Swati received the Charles Wallace Fellowship for Translation Studies in 1996 at the University of East Anglia, Norwich. Soon after she co-edited and translated a The Stream Within anthology of Bengali women’s short fiction (1947-1997) which was published by Stree (1999). She has edited two anthologies of essays on Rabindranath Tagore: Rabindranath Tagore and the Nation: Essays in Politics, Society and Culture (Punascha, 2011) and Towards Tagore (Visva-Bharati, 2014).
She received the New India Foundation Fellowship (2011) for writing a history of the university set up by Rabindranath Tagore.

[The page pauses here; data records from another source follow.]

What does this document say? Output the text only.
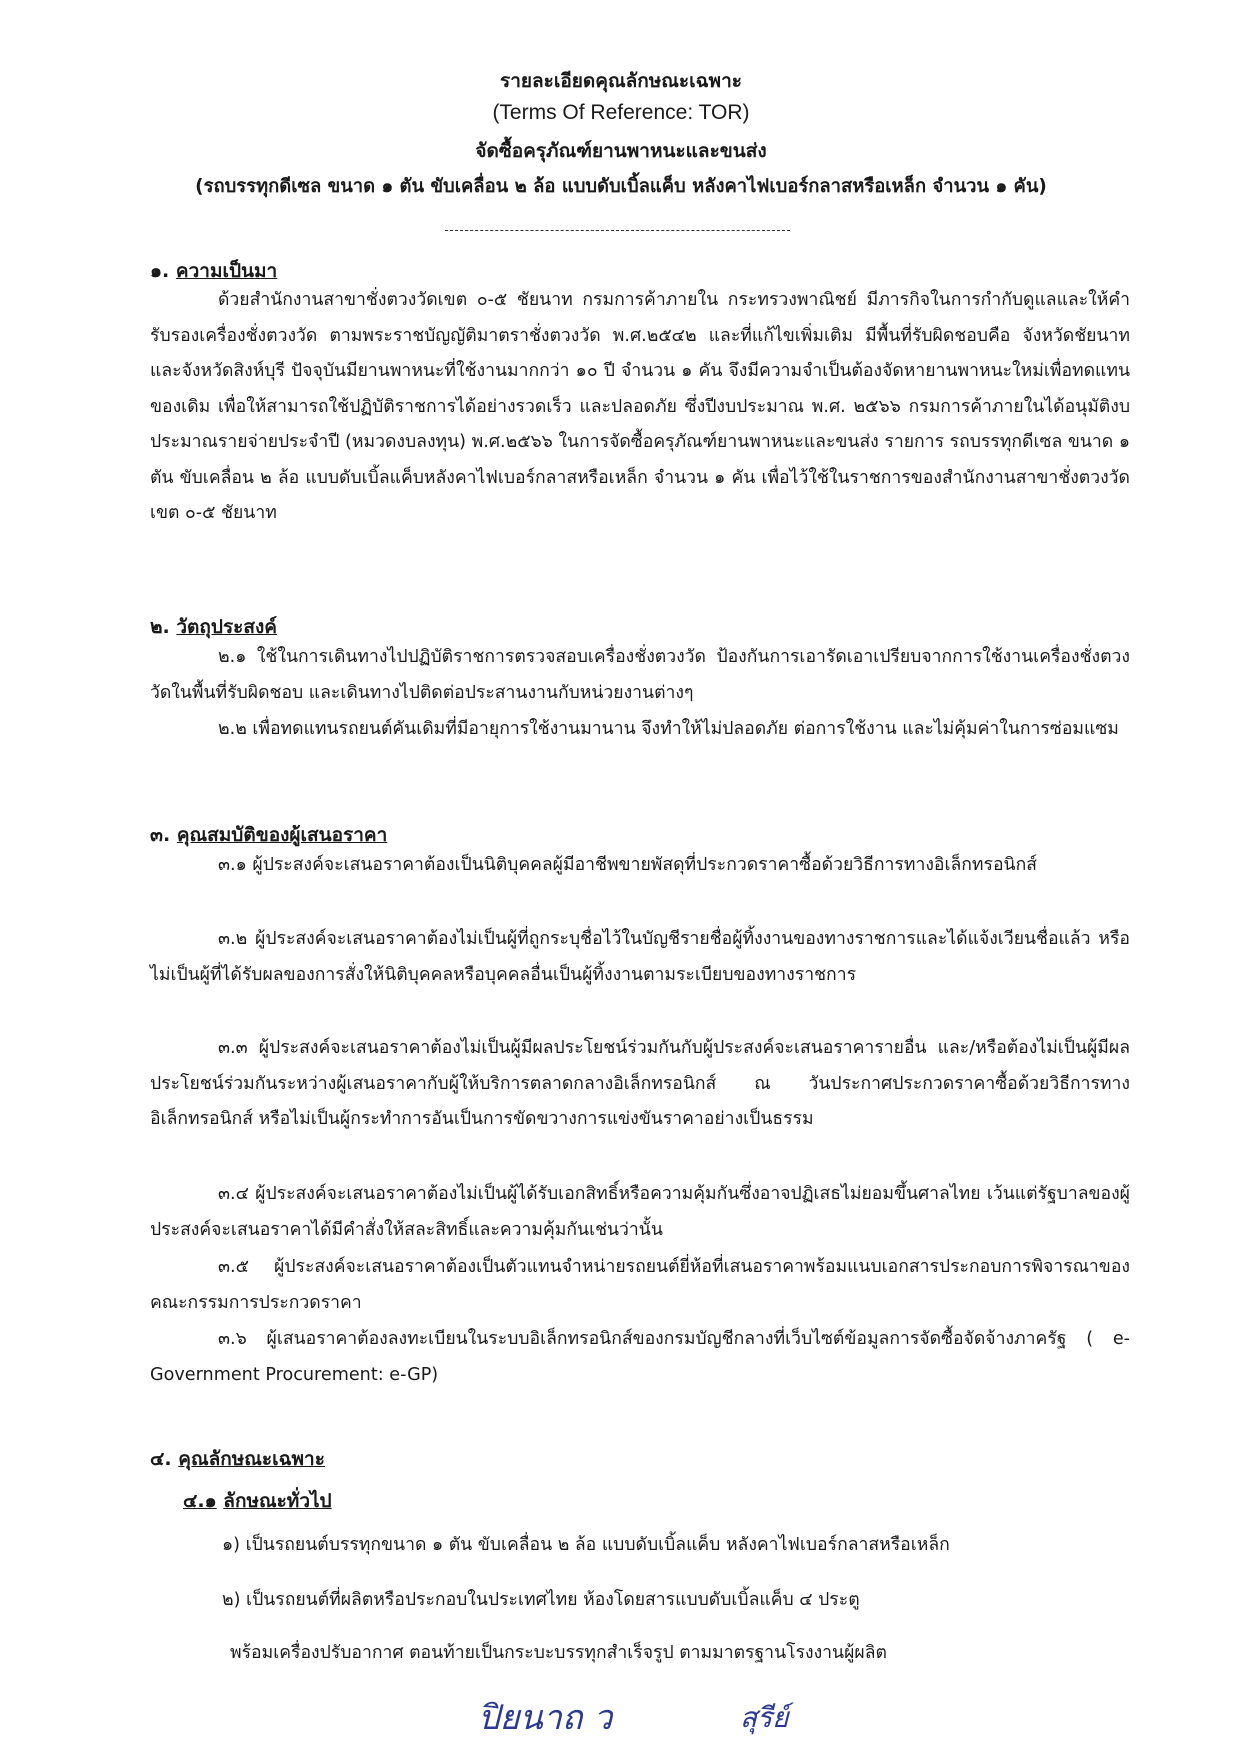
รายละเอียดคุณลักษณะเฉพาะ
(Terms Of Reference: TOR)
จัดซื้อครุภัณฑ์ยานพาหนะและขนส่ง
(รถบรรทุกดีเซล ขนาด ๑ ตัน ขับเคลื่อน ๒ ล้อ แบบดับเบิ้ลแค็บ หลังคาไฟเบอร์กลาสหรือเหล็ก จำนวน ๑ คัน)
๑. ความเป็นมา
ด้วยสำนักงานสาขาชั่งตวงวัดเขต ๐-๕ ชัยนาท กรมการค้าภายใน กระทรวงพาณิชย์ มีภารกิจในการกำกับดูแลและให้คำรับรองเครื่องชั่งตวงวัด ตามพระราชบัญญัติมาตราชั่งตวงวัด พ.ศ.๒๕๔๒ และที่แก้ไขเพิ่มเติม มีพื้นที่รับผิดชอบคือ จังหวัดชัยนาท และจังหวัดสิงห์บุรี ปัจจุบันมียานพาหนะที่ใช้งานมากกว่า ๑๐ ปี จำนวน ๑ คัน จึงมีความจำเป็นต้องจัดหายานพาหนะใหม่เพื่อทดแทนของเดิม เพื่อให้สามารถใช้ปฏิบัติราชการได้อย่างรวดเร็ว และปลอดภัย ซึ่งปีงบประมาณ พ.ศ. ๒๕๖๖ กรมการค้าภายในได้อนุมัติงบประมาณรายจ่ายประจำปี (หมวดงบลงทุน) พ.ศ.๒๕๖๖ ในการจัดซื้อครุภัณฑ์ยานพาหนะและขนส่ง รายการ รถบรรทุกดีเซล ขนาด ๑ ตัน ขับเคลื่อน ๒ ล้อ แบบดับเบิ้ลแค็บหลังคาไฟเบอร์กลาสหรือเหล็ก จำนวน ๑ คัน เพื่อไว้ใช้ในราชการของสำนักงานสาขาชั่งตวงวัดเขต ๐-๕ ชัยนาท
๒. วัตถุประสงค์
๒.๑ ใช้ในการเดินทางไปปฏิบัติราชการตรวจสอบเครื่องชั่งตวงวัด ป้องกันการเอารัดเอาเปรียบจากการใช้งานเครื่องชั่งตวงวัดในพื้นที่รับผิดชอบ และเดินทางไปติดต่อประสานงานกับหน่วยงานต่างๆ
๒.๒ เพื่อทดแทนรถยนต์คันเดิมที่มีอายุการใช้งานมานาน จึงทำให้ไม่ปลอดภัย ต่อการใช้งาน และไม่คุ้มค่าในการซ่อมแซม
๓. คุณสมบัติของผู้เสนอราคา
๓.๑ ผู้ประสงค์จะเสนอราคาต้องเป็นนิติบุคคลผู้มีอาชีพขายพัสดุที่ประกวดราคาซื้อด้วยวิธีการทางอิเล็กทรอนิกส์
๓.๒ ผู้ประสงค์จะเสนอราคาต้องไม่เป็นผู้ที่ถูกระบุชื่อไว้ในบัญชีรายชื่อผู้ทิ้งงานของทางราชการและได้แจ้งเวียนชื่อแล้ว หรือไม่เป็นผู้ที่ได้รับผลของการสั่งให้นิติบุคคลหรือบุคคลอื่นเป็นผู้ทิ้งงานตามระเบียบของทางราชการ
๓.๓ ผู้ประสงค์จะเสนอราคาต้องไม่เป็นผู้มีผลประโยชน์ร่วมกันกับผู้ประสงค์จะเสนอราคารายอื่น และ/หรือต้องไม่เป็นผู้มีผลประโยชน์ร่วมกันระหว่างผู้เสนอราคากับผู้ให้บริการตลาดกลางอิเล็กทรอนิกส์ ณ วันประกาศประกวดราคาซื้อด้วยวิธีการทางอิเล็กทรอนิกส์ หรือไม่เป็นผู้กระทำการอันเป็นการขัดขวางการแข่งขันราคาอย่างเป็นธรรม
๓.๔ ผู้ประสงค์จะเสนอราคาต้องไม่เป็นผู้ได้รับเอกสิทธิ์หรือความคุ้มกันซึ่งอาจปฏิเสธไม่ยอมขึ้นศาลไทย เว้นแต่รัฐบาลของผู้ประสงค์จะเสนอราคาได้มีคำสั่งให้สละสิทธิ์และความคุ้มกันเช่นว่านั้น
๓.๕ ผู้ประสงค์จะเสนอราคาต้องเป็นตัวแทนจำหน่ายรถยนต์ยี่ห้อที่เสนอราคาพร้อมแนบเอกสารประกอบการพิจารณาของคณะกรรมการประกวดราคา
๓.๖ ผู้เสนอราคาต้องลงทะเบียนในระบบอิเล็กทรอนิกส์ของกรมบัญชีกลางที่เว็บไซต์ข้อมูลการจัดซื้อจัดจ้างภาครัฐ ( e-Government Procurement: e-GP)
๔. คุณลักษณะเฉพาะ
๔.๑ ลักษณะทั่วไป
๑) เป็นรถยนต์บรรทุกขนาด ๑ ตัน ขับเคลื่อน ๒ ล้อ แบบดับเบิ้ลแค็บ หลังคาไฟเบอร์กลาสหรือเหล็ก
๒) เป็นรถยนต์ที่ผลิตหรือประกอบในประเทศไทย ห้องโดยสารแบบดับเบิ้ลแค็บ ๔ ประตู
พร้อมเครื่องปรับอากาศ ตอนท้ายเป็นกระบะบรรทุกสำเร็จรูป ตามมาตรฐานโรงงานผู้ผลิต
ปิยนาถ ว	สุรีย์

This work, titled Tagore’s University: A History of Visva-Bharati (1921-1961), is published by Permanent Black (2022) in collaboration with New India Foundation and Ashoka University. It has won the Year’s Best Book award by Anandabazar.online group.
Abstract:
The seeds of the idea Visva-Bharati can be traced to Rabindranath’s response to a global crisis caused by World War I. Invited, in 1916, to give a series of paid lectures in America, Rabindranath articulated his grave moral concerns about nationalism as a menace to human condition; these were later published as Nationalism (1917). A visionary who believed in seeking a solution to the crisis, Rabindranath wrote to his son Rathindranath from Los Angeles, about his intention of creating a future world habitat for all creed and race in Santiniketan (which meant the abode of peace). This desire later matured as Visva-Bharati which translates as World-Learning.
This talk traces the development of the idea of Visva-Bharati as an enterprise “beyond nationalist frames” at a time when anti-colonial nationalism was reaching its peak. Going against the current, Rabindranath stressed the need for international cooperation of minds, of cultures and knowledges. It also looks at how Visva-Bharati was not conceived of as a university but as a society which could accommodate linked but autonomous centres for oriental studies, fine arts and performing arts as well as rural reconstruction.